El fracaso esta semana del tándem Sánchez-Calviño en su aspiración de presidir el Eurogrupo ha dejado claro que el dinero europeo que ansía el Gobierno para ‘tapar agujeros’ no vendrá sin contestación -ni condiciones- y que, desde luego, la reconstrucción de la economía no puede existir sin la estabilidad sanitaria. Solo eso permitirá que los planes del Ejecutivo, con una recuperación al menos en raíz cuadrada y un crecimiento del PIB de 6,8% en 2021, puedan resistir la prueba del nueve del día a día. Los gobiernos europeos, al elegir una modelo de convivencia con el virus -y no apostar por una fórmula ‘a la china’ de casos cero-no solo se han arriesgado a las recaídas y a un segundo golpe en la economía que podría ser fatal, sino que han puesto toda su confianza en la responsabilidad de los ciudadanos. No es casualidad que ahora, a tenor de determinados excesos, gobiernos autónomos de distinto pelaje se hayan lanzado a convertir en obligatorias las mascarillas, al ver que su uso no ha sido asumido por la totalidad de los ciudadanos pese a sus probadas bondades y a las cada vez más tenaces recomendaciones de las autoridades sanitarias. Busquen en su entorno y seguro encontrarán a alguien que se niega a usarla acudiendo a las más variopintas -y absurdas- argumentaciones.

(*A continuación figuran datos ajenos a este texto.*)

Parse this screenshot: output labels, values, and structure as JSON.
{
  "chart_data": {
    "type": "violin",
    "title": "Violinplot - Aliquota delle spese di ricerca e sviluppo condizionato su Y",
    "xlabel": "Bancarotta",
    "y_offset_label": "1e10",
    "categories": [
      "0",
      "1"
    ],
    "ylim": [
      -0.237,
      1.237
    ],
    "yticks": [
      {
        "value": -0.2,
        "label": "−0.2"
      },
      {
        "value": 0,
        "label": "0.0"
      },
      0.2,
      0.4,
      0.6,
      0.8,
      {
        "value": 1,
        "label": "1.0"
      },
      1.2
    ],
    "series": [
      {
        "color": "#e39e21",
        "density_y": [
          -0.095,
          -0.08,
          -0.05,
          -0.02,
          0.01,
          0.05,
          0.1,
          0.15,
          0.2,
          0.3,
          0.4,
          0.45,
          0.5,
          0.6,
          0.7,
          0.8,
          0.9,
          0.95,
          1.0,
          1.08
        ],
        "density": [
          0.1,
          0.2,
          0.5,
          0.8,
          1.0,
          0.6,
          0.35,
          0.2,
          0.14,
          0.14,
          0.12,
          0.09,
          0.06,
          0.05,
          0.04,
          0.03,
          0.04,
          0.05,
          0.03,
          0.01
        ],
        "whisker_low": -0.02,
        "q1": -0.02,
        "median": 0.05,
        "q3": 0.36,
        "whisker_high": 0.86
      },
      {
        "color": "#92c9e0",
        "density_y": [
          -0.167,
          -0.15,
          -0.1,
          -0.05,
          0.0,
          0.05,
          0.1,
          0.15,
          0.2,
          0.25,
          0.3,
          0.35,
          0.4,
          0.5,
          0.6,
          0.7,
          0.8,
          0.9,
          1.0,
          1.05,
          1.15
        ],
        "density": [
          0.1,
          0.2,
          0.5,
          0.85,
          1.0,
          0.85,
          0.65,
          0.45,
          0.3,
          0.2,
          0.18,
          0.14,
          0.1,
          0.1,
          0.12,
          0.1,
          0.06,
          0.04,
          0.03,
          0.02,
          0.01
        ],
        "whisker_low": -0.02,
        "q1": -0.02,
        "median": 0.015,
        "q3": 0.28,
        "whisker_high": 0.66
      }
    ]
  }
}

Los cálculos en Estados Unidos nos ayudan a entender. La crisis financiera que arrancó en 2008 con la caída de Lehman costó a la economía un 15% en PIB per capita, véase 4,6 billones. Un estudio de la Reserva Federal citado recientemente por la Harvard Businesss Review aterrizaba ese dato: la debacle costó a cada estadounidense la friolera de 70.000 dólares. Un varapalo imprescindible para entender la primera parte del siglo XXI y solo comparable con la Gran Depresión. Su magnitud fue tal que explica los movimientos sociales y políticos que vinieron después, como la llegada al poder de populismos como el de Trump -en EEUU- o Podemos -en su derivada española-. El segundo hito económico del siglo es la ‘crisis de la Covid’. Aquí, por fortuna, no hay cargas subyacentes que frenen la recuperación. Claro que, bien mirado, el reto puede ser todavía más peliagudo, en tanto es el comportamiento de cada uno el que marcará los ritmos de la mejoría o, directamente, nos llevara al cadalso. El ciudadano, en el centro de la diana. Un desafío inquietante.